Islington Green memorial for Upper Holloway sergeant’s ‘extreme courage’ in First World War
- Credit: Archant
The “conspicuous bravery” of an Upper Holloway sergeant in the First World War has been marked with a new memorial stone in Islington Green.
Frederick Booth was born in Davenant Road in 1890. While a sergeant in the South African Police in February 1917, he was involved in an attack on an enemy position in German East Africa [the former German colony that is now Burundi, Rwanda and part of Tanzania].
Under heavy rifle fire, he went forward alone to help a wounded comrade and brought him back. He also rallied troops from his regiment who had become disorganised, and brought them back into combat.
Yesterday was the 100th anniversary of his act of bravery, for which he was awarded a Victoria Cross. A new stone commemorating his actions has been laid by the Islington Green war memorial.

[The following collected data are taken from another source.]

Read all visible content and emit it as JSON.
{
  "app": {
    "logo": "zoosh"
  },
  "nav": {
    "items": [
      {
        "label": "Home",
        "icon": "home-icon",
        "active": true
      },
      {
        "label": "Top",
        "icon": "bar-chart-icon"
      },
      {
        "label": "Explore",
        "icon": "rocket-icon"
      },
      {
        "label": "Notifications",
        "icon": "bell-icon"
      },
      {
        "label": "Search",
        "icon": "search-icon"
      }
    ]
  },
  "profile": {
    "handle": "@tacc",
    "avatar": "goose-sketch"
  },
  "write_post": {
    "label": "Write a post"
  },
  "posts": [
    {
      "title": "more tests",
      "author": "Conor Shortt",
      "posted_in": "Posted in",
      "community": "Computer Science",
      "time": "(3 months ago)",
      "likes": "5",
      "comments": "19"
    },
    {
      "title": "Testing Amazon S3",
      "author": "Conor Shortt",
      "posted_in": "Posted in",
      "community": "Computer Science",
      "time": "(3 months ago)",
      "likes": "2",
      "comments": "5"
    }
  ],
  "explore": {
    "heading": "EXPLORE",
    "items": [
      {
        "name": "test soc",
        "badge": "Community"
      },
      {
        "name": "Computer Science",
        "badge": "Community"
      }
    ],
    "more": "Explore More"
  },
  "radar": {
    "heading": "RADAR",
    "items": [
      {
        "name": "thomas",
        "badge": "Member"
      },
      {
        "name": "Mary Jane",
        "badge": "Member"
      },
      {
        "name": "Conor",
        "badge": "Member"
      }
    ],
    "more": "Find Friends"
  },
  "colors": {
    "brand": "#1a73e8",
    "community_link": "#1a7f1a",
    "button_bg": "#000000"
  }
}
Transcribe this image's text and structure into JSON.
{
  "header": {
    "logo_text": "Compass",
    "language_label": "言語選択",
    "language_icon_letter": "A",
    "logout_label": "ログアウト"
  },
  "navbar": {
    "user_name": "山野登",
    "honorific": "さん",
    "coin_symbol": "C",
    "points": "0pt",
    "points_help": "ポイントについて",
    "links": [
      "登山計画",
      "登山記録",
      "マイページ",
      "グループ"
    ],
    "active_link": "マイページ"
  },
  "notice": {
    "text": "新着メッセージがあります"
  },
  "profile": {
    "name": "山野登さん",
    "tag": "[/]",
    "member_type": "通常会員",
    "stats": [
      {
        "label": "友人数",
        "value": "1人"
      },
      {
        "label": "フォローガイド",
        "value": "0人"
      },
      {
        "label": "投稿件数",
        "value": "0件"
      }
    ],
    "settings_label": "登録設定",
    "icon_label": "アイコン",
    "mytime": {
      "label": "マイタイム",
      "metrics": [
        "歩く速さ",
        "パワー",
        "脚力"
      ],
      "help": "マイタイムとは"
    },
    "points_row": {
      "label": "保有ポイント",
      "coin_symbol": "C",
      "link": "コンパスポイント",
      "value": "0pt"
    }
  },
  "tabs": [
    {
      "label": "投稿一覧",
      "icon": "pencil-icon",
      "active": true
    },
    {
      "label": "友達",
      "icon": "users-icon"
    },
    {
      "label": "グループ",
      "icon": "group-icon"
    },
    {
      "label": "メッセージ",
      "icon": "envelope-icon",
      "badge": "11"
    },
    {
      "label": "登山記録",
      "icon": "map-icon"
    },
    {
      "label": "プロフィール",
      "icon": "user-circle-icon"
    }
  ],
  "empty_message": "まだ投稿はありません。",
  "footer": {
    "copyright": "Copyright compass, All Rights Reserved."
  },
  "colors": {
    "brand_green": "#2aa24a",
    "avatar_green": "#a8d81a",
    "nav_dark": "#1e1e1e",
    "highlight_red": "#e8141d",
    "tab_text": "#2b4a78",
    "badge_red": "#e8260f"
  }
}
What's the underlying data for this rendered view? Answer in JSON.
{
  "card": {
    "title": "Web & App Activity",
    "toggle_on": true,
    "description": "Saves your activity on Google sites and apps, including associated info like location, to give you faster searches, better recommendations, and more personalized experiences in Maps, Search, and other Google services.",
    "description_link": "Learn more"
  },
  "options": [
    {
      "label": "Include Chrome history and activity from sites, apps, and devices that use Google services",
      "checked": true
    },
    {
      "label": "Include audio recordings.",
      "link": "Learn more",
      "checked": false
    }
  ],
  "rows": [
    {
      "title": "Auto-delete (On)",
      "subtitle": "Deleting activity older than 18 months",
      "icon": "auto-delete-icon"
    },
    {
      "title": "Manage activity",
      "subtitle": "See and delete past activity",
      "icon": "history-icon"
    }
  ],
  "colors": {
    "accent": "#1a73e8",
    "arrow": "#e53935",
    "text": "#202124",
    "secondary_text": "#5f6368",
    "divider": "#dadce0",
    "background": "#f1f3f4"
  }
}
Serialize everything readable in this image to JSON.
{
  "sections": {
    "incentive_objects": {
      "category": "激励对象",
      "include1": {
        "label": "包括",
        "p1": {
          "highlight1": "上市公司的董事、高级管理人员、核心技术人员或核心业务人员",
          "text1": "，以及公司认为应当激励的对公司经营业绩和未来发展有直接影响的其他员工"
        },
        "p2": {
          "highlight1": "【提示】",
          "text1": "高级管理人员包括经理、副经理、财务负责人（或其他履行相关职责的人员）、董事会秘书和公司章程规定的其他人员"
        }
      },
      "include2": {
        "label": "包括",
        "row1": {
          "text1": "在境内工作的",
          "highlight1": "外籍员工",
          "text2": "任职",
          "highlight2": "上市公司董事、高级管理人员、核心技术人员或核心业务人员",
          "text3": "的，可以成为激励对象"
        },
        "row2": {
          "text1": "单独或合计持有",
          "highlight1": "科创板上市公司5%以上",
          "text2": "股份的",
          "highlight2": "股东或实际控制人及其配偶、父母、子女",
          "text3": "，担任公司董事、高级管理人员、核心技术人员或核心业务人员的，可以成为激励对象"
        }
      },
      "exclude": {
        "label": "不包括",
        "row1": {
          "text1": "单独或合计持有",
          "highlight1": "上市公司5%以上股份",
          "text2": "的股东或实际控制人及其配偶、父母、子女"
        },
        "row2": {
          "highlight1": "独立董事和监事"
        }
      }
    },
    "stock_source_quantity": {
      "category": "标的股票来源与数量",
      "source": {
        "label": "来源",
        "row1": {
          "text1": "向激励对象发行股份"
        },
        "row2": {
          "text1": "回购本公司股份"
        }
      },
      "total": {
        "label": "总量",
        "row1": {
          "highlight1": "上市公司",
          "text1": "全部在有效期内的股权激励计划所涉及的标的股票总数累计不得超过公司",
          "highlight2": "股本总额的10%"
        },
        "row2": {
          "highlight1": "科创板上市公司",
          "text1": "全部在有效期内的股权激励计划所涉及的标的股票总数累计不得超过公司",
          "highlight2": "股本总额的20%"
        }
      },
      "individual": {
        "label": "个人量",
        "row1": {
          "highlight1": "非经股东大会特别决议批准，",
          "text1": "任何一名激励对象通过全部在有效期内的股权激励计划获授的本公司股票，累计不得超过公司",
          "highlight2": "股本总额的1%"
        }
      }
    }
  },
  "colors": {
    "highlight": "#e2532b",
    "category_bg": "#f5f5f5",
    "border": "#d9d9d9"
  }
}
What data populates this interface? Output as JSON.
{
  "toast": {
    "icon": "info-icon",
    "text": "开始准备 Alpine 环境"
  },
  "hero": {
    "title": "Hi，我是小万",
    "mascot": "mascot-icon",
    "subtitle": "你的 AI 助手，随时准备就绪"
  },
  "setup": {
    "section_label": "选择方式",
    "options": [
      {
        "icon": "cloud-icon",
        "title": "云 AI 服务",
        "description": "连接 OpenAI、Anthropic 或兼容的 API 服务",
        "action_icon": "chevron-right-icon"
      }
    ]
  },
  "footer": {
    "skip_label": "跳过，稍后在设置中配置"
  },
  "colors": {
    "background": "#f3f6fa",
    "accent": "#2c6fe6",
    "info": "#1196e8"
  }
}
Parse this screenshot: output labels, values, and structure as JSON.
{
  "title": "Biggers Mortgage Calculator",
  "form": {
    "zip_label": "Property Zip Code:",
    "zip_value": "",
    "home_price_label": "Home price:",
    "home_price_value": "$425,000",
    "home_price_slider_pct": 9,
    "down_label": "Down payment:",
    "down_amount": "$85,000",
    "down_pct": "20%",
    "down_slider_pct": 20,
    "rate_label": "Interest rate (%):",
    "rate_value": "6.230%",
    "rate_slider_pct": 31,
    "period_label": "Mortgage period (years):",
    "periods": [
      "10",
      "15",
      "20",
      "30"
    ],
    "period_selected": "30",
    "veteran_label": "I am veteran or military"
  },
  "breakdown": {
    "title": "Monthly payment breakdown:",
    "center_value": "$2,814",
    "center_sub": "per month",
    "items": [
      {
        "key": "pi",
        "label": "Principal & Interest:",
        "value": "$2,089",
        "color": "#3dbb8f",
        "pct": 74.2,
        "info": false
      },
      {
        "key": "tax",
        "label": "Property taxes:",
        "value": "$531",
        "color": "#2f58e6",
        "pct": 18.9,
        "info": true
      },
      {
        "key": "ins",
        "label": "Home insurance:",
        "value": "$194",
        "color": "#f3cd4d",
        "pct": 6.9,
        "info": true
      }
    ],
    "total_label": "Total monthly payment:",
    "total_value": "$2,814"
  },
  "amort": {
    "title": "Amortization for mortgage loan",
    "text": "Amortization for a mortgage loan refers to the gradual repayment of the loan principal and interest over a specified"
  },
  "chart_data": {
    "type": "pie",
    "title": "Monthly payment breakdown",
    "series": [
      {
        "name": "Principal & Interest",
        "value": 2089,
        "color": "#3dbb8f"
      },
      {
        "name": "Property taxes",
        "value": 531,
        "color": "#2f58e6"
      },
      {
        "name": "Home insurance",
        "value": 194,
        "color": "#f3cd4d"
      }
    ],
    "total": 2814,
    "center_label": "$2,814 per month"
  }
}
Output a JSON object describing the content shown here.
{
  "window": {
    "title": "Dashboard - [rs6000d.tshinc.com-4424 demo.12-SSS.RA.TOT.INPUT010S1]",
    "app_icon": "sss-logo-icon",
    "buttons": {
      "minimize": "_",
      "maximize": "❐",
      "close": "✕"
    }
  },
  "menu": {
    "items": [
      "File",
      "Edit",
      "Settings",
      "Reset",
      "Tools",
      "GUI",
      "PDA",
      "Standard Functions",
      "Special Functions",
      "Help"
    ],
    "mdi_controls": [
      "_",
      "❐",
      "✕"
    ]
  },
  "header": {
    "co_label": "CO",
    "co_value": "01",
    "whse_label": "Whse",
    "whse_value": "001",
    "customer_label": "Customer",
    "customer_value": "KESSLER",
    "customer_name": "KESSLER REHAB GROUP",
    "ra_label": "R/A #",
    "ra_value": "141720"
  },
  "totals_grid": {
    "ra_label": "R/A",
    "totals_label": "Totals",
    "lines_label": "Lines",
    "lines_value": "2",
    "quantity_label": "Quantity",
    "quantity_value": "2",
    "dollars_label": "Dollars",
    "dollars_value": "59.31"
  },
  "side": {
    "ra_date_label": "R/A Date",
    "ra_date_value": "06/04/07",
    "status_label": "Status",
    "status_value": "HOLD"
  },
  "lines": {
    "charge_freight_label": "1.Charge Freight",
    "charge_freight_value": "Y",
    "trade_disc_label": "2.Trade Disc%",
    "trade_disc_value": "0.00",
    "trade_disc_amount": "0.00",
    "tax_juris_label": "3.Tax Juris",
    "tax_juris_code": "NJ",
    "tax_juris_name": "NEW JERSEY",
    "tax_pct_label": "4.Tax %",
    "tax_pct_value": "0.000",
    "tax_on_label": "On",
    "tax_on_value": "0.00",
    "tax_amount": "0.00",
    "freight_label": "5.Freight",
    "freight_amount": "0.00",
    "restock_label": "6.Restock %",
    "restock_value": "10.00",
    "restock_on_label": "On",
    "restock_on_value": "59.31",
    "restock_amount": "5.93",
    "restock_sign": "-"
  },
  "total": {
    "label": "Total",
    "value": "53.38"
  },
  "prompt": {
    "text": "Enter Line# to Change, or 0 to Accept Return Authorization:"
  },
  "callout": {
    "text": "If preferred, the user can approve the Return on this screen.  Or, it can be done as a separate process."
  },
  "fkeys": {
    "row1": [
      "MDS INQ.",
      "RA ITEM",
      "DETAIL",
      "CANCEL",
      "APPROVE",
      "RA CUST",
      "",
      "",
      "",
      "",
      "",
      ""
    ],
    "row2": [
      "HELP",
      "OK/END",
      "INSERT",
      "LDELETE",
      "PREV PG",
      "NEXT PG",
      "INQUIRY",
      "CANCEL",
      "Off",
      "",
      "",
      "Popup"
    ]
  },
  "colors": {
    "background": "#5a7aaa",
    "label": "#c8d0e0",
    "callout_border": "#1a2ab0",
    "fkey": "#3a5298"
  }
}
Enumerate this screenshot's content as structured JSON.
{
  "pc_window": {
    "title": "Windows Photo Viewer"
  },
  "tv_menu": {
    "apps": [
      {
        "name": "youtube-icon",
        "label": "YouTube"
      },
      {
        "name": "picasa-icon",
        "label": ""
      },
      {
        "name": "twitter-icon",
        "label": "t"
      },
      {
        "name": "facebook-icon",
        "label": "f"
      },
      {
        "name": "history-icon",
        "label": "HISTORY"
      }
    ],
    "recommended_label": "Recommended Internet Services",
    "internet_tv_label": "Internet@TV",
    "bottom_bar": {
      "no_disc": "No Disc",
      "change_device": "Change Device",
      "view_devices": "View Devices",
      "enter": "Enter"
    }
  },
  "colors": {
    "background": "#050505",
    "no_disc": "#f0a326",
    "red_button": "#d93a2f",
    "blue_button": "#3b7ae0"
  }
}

Cllr Gary Poole, Islington Council’s armed forces champion, laid a wreath and said: “This memorial stone is a lasting reminder of his extreme courage 100 years ago, which is still remembered today. We must also remember that young servicemen and servicewomen still put their lives on the line every day for this country.”
Sgt Booth was awarded a Distinguished Conduct Medal for further bravery in the First World War. He was later commissioned into the Middlesex Regiment and in 1939 served in the Auxiliary Military Pioneer Corps. He died aged 70 in Brighton in 1960.
His memorial stone is the second of five to be laid in Islington as part of the national Victoria Cross “paving stones” project. In 2015, a stone was laid in memory of Frederick Parslow, a civilian sailor who was awarded the Victoria Cross for helping save his ship from a U-boat attack. The three remaining stones will be laid by 2018.